I’m working on a County-by-County look at the State of Broadband in MN. My hope is to feature a county a day (in alphabetical order). In November, Connect Minnesota released their final report on broadband availability. Here is how Le Sueur County stacked up:
- Household Density: 22.7
- Number of Households: 10,758
- Percentage serviced (without mobile): 87.86%
- Percentage serviced (with mobile): 98.47%
Le Sueur County is one of those where mobile access makes a difference. With mobile, they are closer to making the state goal; without it they’re more at a B grade. (Their neighbors in Blue Earth County are in a similar position.)
Local folks are aware of the situation. Last year the St Peter Herald painted a picture of rural Le Sueur…
But in places like rural Le Sueur County, high-speed Internet is still not an option for many residents.

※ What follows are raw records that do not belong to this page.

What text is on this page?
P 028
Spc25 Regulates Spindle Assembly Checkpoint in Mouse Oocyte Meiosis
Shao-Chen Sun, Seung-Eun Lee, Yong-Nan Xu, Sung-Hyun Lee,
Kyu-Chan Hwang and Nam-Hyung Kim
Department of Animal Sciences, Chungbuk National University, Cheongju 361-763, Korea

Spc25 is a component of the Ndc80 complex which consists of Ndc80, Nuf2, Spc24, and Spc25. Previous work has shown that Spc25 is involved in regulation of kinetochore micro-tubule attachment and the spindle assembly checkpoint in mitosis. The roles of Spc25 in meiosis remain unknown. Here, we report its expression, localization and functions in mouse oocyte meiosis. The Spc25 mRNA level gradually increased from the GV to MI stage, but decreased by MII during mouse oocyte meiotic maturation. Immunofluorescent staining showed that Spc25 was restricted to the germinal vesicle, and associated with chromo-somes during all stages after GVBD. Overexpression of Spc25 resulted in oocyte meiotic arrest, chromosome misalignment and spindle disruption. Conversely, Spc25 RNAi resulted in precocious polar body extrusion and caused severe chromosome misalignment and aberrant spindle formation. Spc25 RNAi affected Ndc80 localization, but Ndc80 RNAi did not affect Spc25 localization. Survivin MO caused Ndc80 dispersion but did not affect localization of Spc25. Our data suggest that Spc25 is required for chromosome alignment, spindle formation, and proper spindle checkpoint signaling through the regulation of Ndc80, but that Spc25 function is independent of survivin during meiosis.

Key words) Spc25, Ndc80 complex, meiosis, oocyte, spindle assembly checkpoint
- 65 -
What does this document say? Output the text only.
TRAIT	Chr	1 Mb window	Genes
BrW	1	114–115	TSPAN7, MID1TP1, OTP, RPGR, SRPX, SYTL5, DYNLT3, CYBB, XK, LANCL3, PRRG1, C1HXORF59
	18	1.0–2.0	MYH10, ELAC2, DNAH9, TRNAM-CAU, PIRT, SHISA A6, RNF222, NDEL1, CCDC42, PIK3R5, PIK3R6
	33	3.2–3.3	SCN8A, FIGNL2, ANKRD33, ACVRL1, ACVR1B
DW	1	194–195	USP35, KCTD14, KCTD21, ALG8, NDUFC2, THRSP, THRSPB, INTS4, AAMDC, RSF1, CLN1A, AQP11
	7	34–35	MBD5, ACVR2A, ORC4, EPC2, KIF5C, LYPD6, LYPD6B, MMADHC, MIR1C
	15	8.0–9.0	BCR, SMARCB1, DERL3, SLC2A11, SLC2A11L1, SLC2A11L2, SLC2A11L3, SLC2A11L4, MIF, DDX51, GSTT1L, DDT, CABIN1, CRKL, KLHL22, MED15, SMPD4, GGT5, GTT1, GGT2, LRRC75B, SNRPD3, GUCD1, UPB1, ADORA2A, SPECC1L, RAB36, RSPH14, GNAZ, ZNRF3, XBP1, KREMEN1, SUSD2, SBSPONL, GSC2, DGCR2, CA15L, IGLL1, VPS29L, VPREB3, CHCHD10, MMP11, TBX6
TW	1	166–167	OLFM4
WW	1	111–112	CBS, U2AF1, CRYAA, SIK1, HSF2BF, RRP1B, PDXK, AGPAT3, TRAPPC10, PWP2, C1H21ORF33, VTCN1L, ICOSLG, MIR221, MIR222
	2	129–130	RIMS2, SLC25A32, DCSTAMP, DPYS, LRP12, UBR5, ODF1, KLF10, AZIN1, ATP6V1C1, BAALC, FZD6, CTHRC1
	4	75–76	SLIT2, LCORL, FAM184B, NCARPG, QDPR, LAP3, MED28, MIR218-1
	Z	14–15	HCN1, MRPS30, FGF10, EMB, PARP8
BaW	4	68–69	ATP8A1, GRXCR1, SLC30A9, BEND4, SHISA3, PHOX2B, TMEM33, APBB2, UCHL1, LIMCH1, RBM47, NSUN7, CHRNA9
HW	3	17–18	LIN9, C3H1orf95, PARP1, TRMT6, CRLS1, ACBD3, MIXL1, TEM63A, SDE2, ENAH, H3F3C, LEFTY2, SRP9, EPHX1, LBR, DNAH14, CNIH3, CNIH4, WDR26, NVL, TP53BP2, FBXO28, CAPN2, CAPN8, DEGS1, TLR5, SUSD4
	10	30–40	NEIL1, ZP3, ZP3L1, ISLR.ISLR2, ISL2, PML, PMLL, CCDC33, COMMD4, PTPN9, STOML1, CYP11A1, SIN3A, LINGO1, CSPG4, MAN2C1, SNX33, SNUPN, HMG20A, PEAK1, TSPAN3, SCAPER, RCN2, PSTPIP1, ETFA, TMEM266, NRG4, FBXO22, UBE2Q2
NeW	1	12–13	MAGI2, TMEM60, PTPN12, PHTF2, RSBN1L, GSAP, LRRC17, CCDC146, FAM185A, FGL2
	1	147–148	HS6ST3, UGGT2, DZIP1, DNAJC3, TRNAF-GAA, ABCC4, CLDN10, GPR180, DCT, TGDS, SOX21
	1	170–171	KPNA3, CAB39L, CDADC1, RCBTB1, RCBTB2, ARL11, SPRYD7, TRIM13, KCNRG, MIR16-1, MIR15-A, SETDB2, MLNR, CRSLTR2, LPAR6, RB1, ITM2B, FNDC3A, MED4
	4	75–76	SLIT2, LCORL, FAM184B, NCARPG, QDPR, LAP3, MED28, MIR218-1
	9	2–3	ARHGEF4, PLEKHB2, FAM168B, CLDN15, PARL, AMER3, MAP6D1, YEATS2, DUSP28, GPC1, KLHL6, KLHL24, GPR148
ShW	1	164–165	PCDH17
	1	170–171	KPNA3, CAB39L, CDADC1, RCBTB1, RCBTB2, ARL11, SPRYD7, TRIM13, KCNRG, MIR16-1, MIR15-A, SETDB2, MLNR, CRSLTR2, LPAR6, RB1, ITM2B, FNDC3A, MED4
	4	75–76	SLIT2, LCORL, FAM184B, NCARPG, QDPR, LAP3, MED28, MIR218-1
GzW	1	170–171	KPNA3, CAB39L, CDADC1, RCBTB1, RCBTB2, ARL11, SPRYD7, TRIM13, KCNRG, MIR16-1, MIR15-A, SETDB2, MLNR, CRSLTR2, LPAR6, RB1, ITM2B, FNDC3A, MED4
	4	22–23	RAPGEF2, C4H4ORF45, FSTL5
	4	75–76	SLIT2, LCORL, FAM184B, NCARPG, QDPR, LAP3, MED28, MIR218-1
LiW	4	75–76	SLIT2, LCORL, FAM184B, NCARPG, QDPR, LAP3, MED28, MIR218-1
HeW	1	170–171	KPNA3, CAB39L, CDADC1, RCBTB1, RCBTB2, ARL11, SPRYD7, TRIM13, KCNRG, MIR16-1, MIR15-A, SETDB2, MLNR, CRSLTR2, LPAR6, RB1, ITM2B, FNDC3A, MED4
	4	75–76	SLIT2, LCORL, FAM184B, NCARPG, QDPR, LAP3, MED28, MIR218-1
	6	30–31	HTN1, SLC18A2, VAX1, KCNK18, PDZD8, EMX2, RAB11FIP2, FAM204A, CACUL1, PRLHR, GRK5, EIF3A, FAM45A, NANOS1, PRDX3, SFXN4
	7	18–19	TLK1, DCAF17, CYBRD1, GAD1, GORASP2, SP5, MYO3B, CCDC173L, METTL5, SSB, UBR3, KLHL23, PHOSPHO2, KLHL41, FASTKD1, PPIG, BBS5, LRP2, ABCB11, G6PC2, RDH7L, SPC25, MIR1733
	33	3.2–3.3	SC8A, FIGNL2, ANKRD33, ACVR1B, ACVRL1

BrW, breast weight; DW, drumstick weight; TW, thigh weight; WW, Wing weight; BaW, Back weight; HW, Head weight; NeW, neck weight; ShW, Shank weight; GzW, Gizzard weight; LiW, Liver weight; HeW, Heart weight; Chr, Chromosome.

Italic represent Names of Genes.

More than 80 households located along Hwy. 169 between St. Peter and Le Sueur do not have access to broadband, data from Connect Minnesota, which is based on recent Census data, shows.
Residents between Le Sueur and Le Center and outside the limits of both cities generally lack access, as well as residents living outside Cleveland near Saviadge Lake, Goldsmith Lake and North Goldsmith Lake.
Like many other counties, the access in the county is uneven. Mankato is well served, Cleveland is not. Mankato was active in pursuing broadband a few years ago – and broadband has been noted as a tool that has supported a “rural revival” in the area. The just need to extend the revival to town outskirts.
My hope is that these county-specific posts will help policy makers and county residents understand where they stand in terms of broadband access. Assuming it might get forwarded to folks who don’t eat and sleep broadband I wanted to provide a little background on broadband to help set the stage…
How does Minnesota define broadband?
The 2015 broadband goal for Minnesota is ubiquitous access to speeds of 10-20 Mbps (down) and 5-10 Mbps (up). These numbers actually reflect 6-10 Mbps up because Minnesota goals are a little out of sync with standard federal measurements. Connect MN measured access with and without mobile access as it is often considered a slightly different service, in part because of the data caps involved with wireless services. (Data caps can make wireless an expensive primary broadband connection – especially for a household.)
Learn how the other Minnesota counties rank.
How is Minnesota working to promote border to border broadband?
In 2014, the Legislature approved $20 million for broadband grants to support broadband expansion in Minnesota. You can find a list of applicants online. The hope is the broadband sector is that more funding will be made available in 2015.